On her trail is a horrifying evil thug (Tom Hollander), who looks like an evil version of Thomas Lennon from “The State,” and is always seen in a creepy blue nylon tracksuit, and a pair of white patent-leather flats. The thug is a menacing character, but is vaguely hilarious.
“Hanna’s” score was composed and performed by the techno outfit The Chemical Brothers, and it’s their music that lends the film is delirious tone. Pounding, repetitive and possessed of a strangely music box quality, the music gives you the feeling that you’re in some sort of fantasy madhouse at times. That part of the film’s finale takes place in an abandoned amusement part, with a funny imp-like man playing Edvard Grieg for our heroin, while he lurches arhythmically through a fiberglass house of giant mushrooms, only serves to disorient you further.

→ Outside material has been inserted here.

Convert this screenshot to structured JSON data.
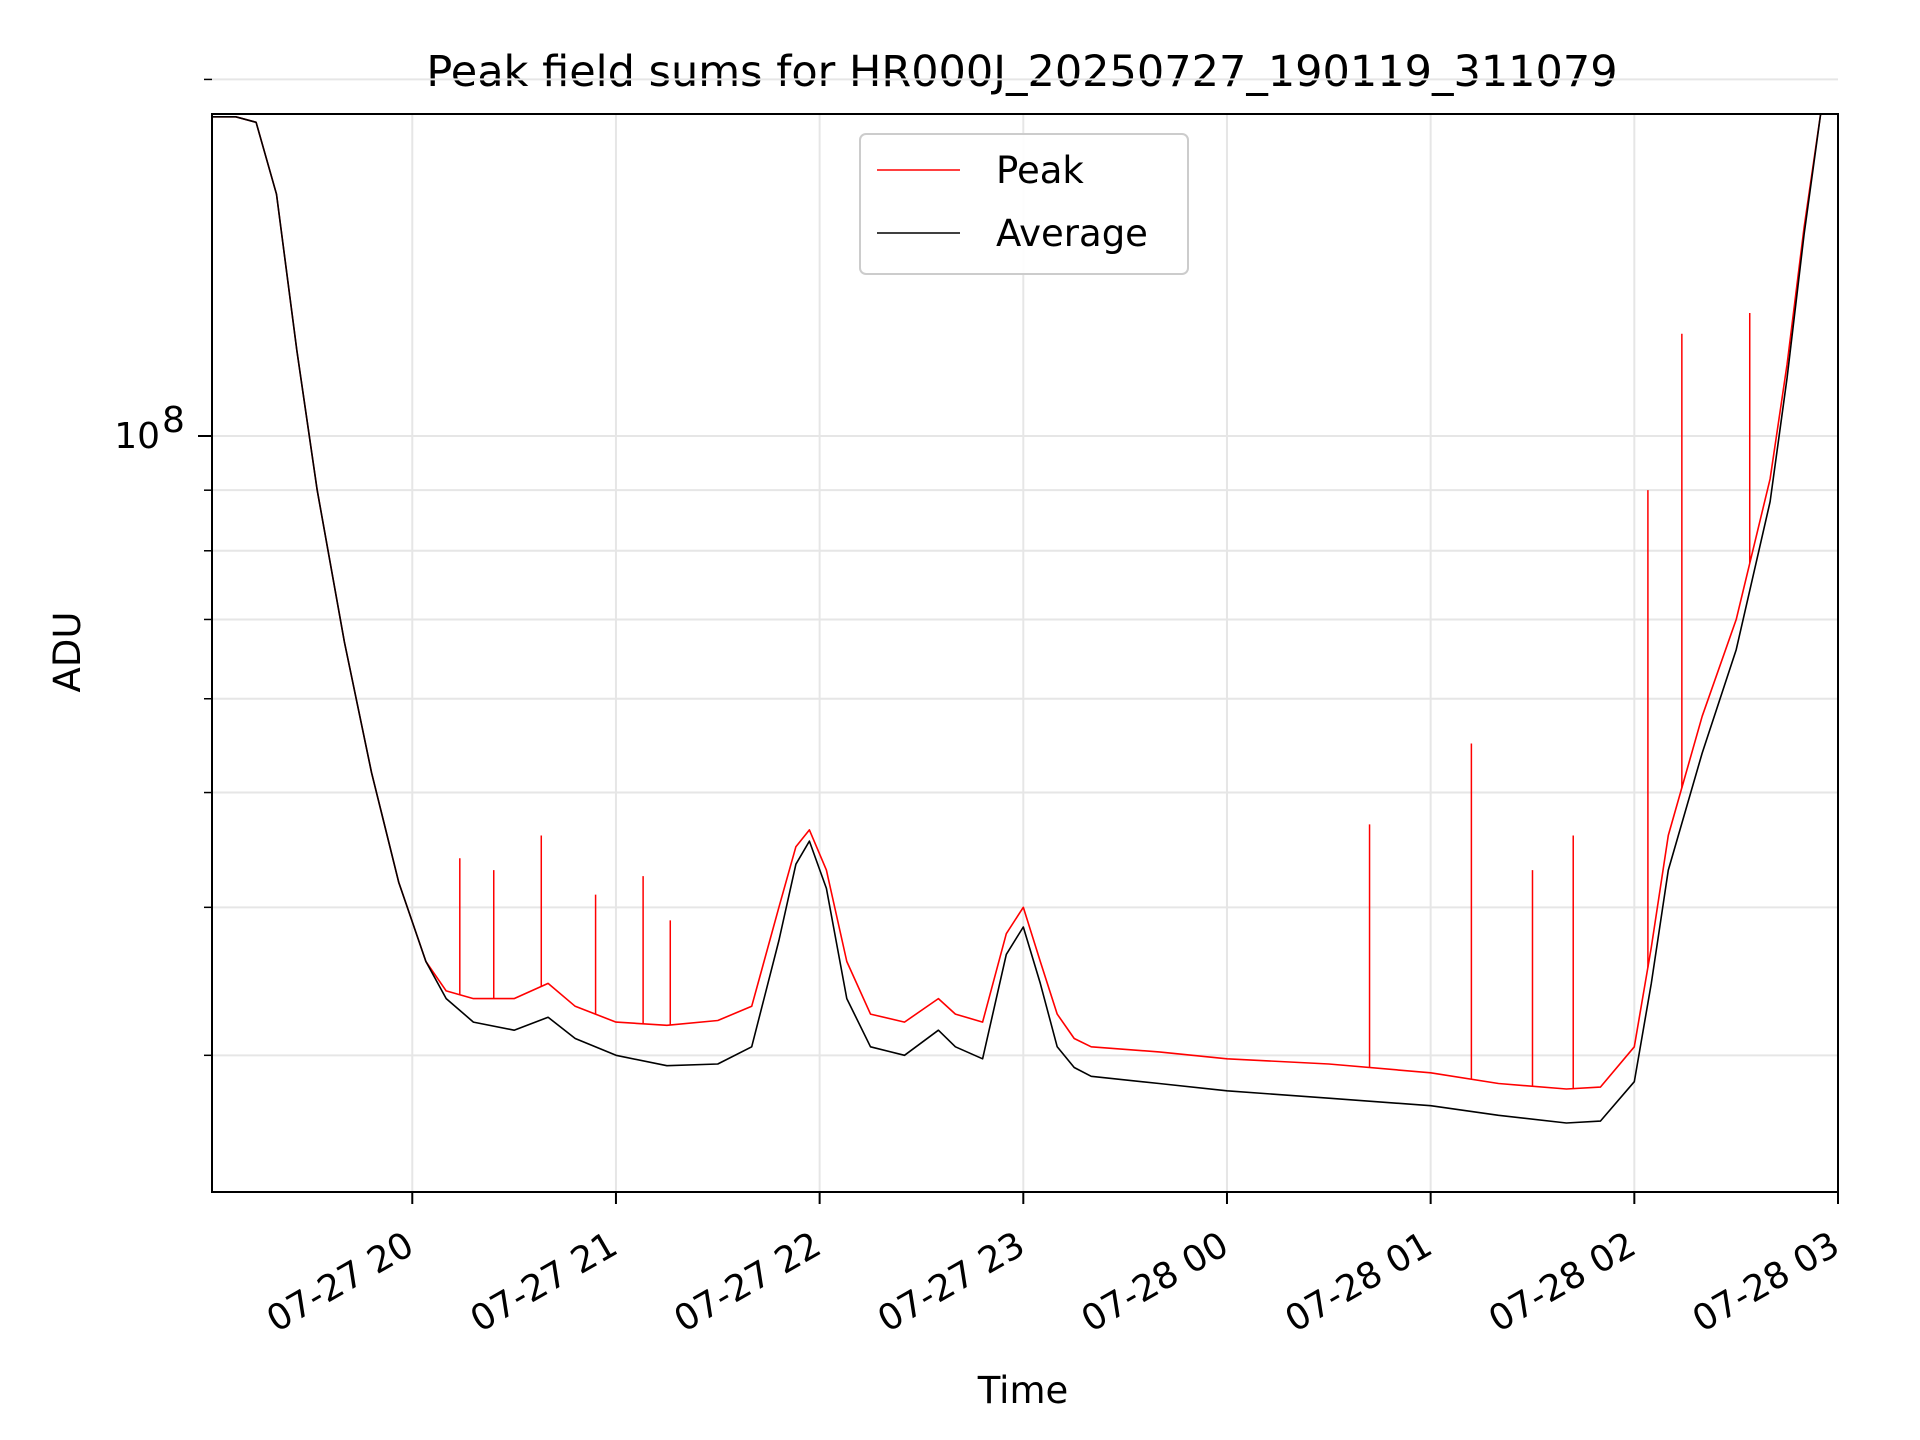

Each of Wright’s film has featured a single, virtuosic shot that lasts about three minutes without an edit. In “Pride & Prejudice,” there was the party scene. In “Atonement,” there was the surreal passage through hundreds of bored soldiers constructing a carnival on the beach. In “Hanna,” we have Eric Bana leaving a train, walking down a long corridor into an underground passage, where he fights a group of bad guys, killing them all with a knife.
I’m not sure if Wright was entirely successful in making “Hanna” feel like a legitimate fairytale, but he has managed to make a hugely enjoyable, and solidly nutty thriller.